How GPU computing will look tomorrow? That’s not an easy question.
Probably the most important thing to happen in hardware field is Intel’s Larrabee. It will be a graphic card with x86 CPU cores. Each core is based on good old Pentium (P54C) design. Cores do not support out-of-order execution to save the chip area, but they support 64-bit computing. Each core supports 4-way Hyper-Threading to hide latencies of memory accesses. But the most important part is that each core is equipped with 512-bit wide vector processing unit, so, for example, now we can compute not 4 but 16 MD5 hashes in parallel!
Unfortunately, it is not easy to estimate Larrabee performance: there’s no official data on the number of cores on card and their clock frequencies. Rumored numbers are 16-24 cores at 1.7-2.5 GHz. I’m not sure if P54C cores will not melt down at 2.5 GHz, but 2.0 GHz seems pretty reasonable to me. So what kind of performance can we expect here? Let’s take same MD5 password recovery benchmark. My Core2 E4500 (2 cores @ 2.2GHz) can do 32 million MD5 hashes per second using SSE2, this translates roughly to (2.2 GHz * 2 cores * 4 values per register) / 32 million = 550 32-bit operations per hash value computed. Then Larrabee with 16 cores running at 2.0 GHz will be able to compute (2.0 GHz * 16 cores * 16 values per register) / 550 = 930 million hashes/sec. This is roughly equivalent to GTX 295. Not very impressive, especially taking into account amount of marketing buzz around Larrabee, but we will definitely have to wait for more official information to be revealed.
But even if actual performance is twice better than this estimate and keeping in mind that Larrabee will have to compete with future generations of GPUs (and not with the current ones) I wouldn’t expect it to have easy time. NVIDIA prepares for the battle by readying very promising NVIDIA GT300 architecture, which will feature MIMD computing model (as opposed to SIMD used by all current GPUs) and up to 512 cores.
Anyway, competition is good and NVIDIA has finally got a good opponent. I’m sure Intel vs. NVIDIA battle will make a lot of headlines next winter.

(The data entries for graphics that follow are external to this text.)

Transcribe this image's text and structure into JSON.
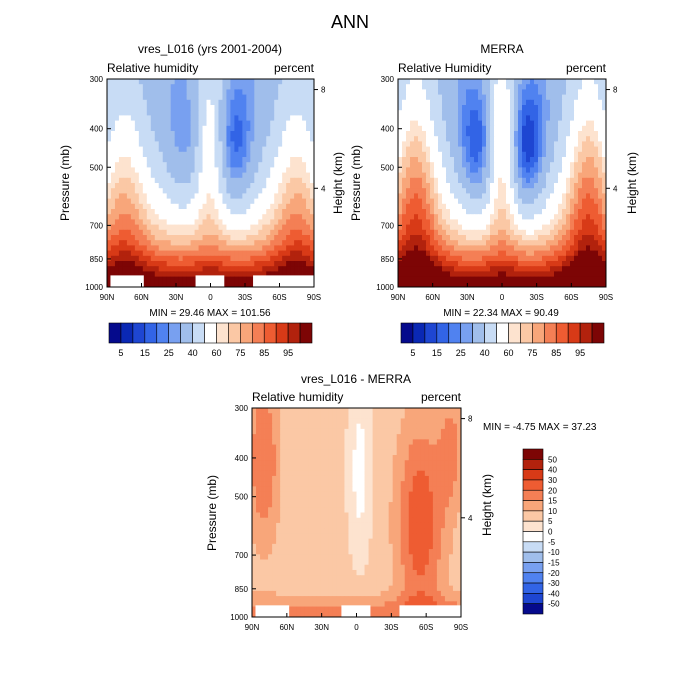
{
  "figure_title": "ANN",
  "chart_data": [
    {
      "type": "heatmap",
      "id": "model",
      "title": "vres_L016 (yrs 2001-2004)",
      "left_label": "Relative humidity",
      "right_label": "percent",
      "ylabel": "Pressure (mb)",
      "y2label": "Height (km)",
      "x_ticks": [
        "90N",
        "60N",
        "30N",
        "0",
        "30S",
        "60S",
        "90S"
      ],
      "x_tick_values": [
        90,
        60,
        30,
        0,
        -30,
        -60,
        -90
      ],
      "y_ticks": [
        "300",
        "400",
        "500",
        "700",
        "850",
        "1000"
      ],
      "y_tick_values": [
        300,
        400,
        500,
        700,
        850,
        1000
      ],
      "y2_ticks": [
        "8",
        "4"
      ],
      "y2_tick_values": [
        8,
        4
      ],
      "xlim": [
        90,
        -90
      ],
      "ylim": [
        1000,
        300
      ],
      "min_max": "MIN =  29.46  MAX = 101.56",
      "colorbar": {
        "orientation": "horizontal",
        "labels": [
          "5",
          "15",
          "25",
          "40",
          "60",
          "75",
          "85",
          "95"
        ],
        "colors": [
          "#050a8c",
          "#0a28b4",
          "#1e46d2",
          "#3264e6",
          "#5082f0",
          "#78a0f0",
          "#a0beeb",
          "#c8dcf5",
          "#ffffff",
          "#fde3cf",
          "#fbc8a5",
          "#f8a67a",
          "#f47f55",
          "#ee5c32",
          "#d83a17",
          "#b2220d",
          "#7d0505"
        ]
      },
      "field_type": "rh",
      "params": {
        "lowMid": 25,
        "lowSide": 20,
        "hemiMid": 0,
        "dipN": 12,
        "dipS": 22
      },
      "missing_regions": [
        {
          "lat": [
            87,
            58
          ],
          "p": [
            935,
            1000
          ]
        },
        {
          "lat": [
            13,
            -12
          ],
          "p": [
            935,
            1000
          ]
        },
        {
          "lat": [
            -37,
            -90
          ],
          "p": [
            935,
            1000
          ]
        }
      ]
    },
    {
      "type": "heatmap",
      "id": "obs",
      "title": "MERRA",
      "left_label": "Relative Humidity",
      "right_label": "percent",
      "ylabel": "Pressure (mb)",
      "y2label": "Height (km)",
      "x_ticks": [
        "90N",
        "60N",
        "30N",
        "0",
        "30S",
        "60S",
        "90S"
      ],
      "x_tick_values": [
        90,
        60,
        30,
        0,
        -30,
        -60,
        -90
      ],
      "y_ticks": [
        "300",
        "400",
        "500",
        "700",
        "850",
        "1000"
      ],
      "y_tick_values": [
        300,
        400,
        500,
        700,
        850,
        1000
      ],
      "y2_ticks": [
        "8",
        "4"
      ],
      "y2_tick_values": [
        8,
        4
      ],
      "xlim": [
        90,
        -90
      ],
      "ylim": [
        1000,
        300
      ],
      "min_max": "MIN =  22.34  MAX =  90.49",
      "colorbar": {
        "orientation": "horizontal",
        "labels": [
          "5",
          "15",
          "25",
          "40",
          "60",
          "75",
          "85",
          "95"
        ],
        "colors": [
          "#050a8c",
          "#0a28b4",
          "#1e46d2",
          "#3264e6",
          "#5082f0",
          "#78a0f0",
          "#a0beeb",
          "#c8dcf5",
          "#ffffff",
          "#fde3cf",
          "#fbc8a5",
          "#f8a67a",
          "#f47f55",
          "#ee5c32",
          "#d83a17",
          "#b2220d",
          "#7d0505"
        ]
      },
      "field_type": "rh",
      "params": {
        "lowMid": 35,
        "lowSide": 30,
        "hemiMid": 0,
        "dipN": 25,
        "dipS": 30
      },
      "missing_regions": []
    },
    {
      "type": "heatmap",
      "id": "diff",
      "title": "vres_L016 - MERRA",
      "left_label": "Relative humidity",
      "right_label": "percent",
      "ylabel": "Pressure (mb)",
      "y2label": "Height (km)",
      "x_ticks": [
        "90N",
        "60N",
        "30N",
        "0",
        "30S",
        "60S",
        "90S"
      ],
      "x_tick_values": [
        90,
        60,
        30,
        0,
        -30,
        -60,
        -90
      ],
      "y_ticks": [
        "300",
        "400",
        "500",
        "700",
        "850",
        "1000"
      ],
      "y_tick_values": [
        300,
        400,
        500,
        700,
        850,
        1000
      ],
      "y2_ticks": [
        "8",
        "4"
      ],
      "y2_tick_values": [
        8,
        4
      ],
      "xlim": [
        90,
        -90
      ],
      "ylim": [
        1000,
        300
      ],
      "min_max": "MIN =  -4.75  MAX =  37.23",
      "colorbar": {
        "orientation": "vertical",
        "labels": [
          "50",
          "40",
          "30",
          "20",
          "15",
          "10",
          "5",
          "0",
          "-5",
          "-10",
          "-15",
          "-20",
          "-30",
          "-40",
          "-50"
        ],
        "colors": [
          "#7d0505",
          "#b2220d",
          "#d83a17",
          "#ee5c32",
          "#f47f55",
          "#f8a67a",
          "#fbc8a5",
          "#fde3cf",
          "#ffffff",
          "#c8dcf5",
          "#a0beeb",
          "#78a0f0",
          "#5082f0",
          "#3264e6",
          "#1e46d2",
          "#050a8c"
        ]
      },
      "field_type": "diff",
      "params": {},
      "missing_regions": [
        {
          "lat": [
            87,
            58
          ],
          "p": [
            935,
            1000
          ]
        },
        {
          "lat": [
            13,
            -12
          ],
          "p": [
            935,
            1000
          ]
        },
        {
          "lat": [
            -37,
            -90
          ],
          "p": [
            935,
            1000
          ]
        }
      ]
    }
  ]
}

GPU computing is undergoing kind of standardization process. Hardware manufacturers have agreed on specifications of OpenCL and now adding support for it into their SDKs and drivers. OpenCL is a framework for creating applications that run on different GPUs. Today GPU software developers have to write different code for ATI and NVIDIA GPU. Adoption of OpenCL will allow developers to write code once for all supported platforms. This will definitely reduce time required to implement new features in GPU code and will make it easier for other manufacturers to join GPU computing — all they need to do is implement OpenCL layer, no need to re-invent CUDA or ATI Stream.
As you can see, GPU computing is very young and its landscape is not completely formed. If you are a researcher or scientist and you have computationally challenging task — it may be a good idea to take a look on GPUs. And as usual, if you have any questions you’re welcome to ask!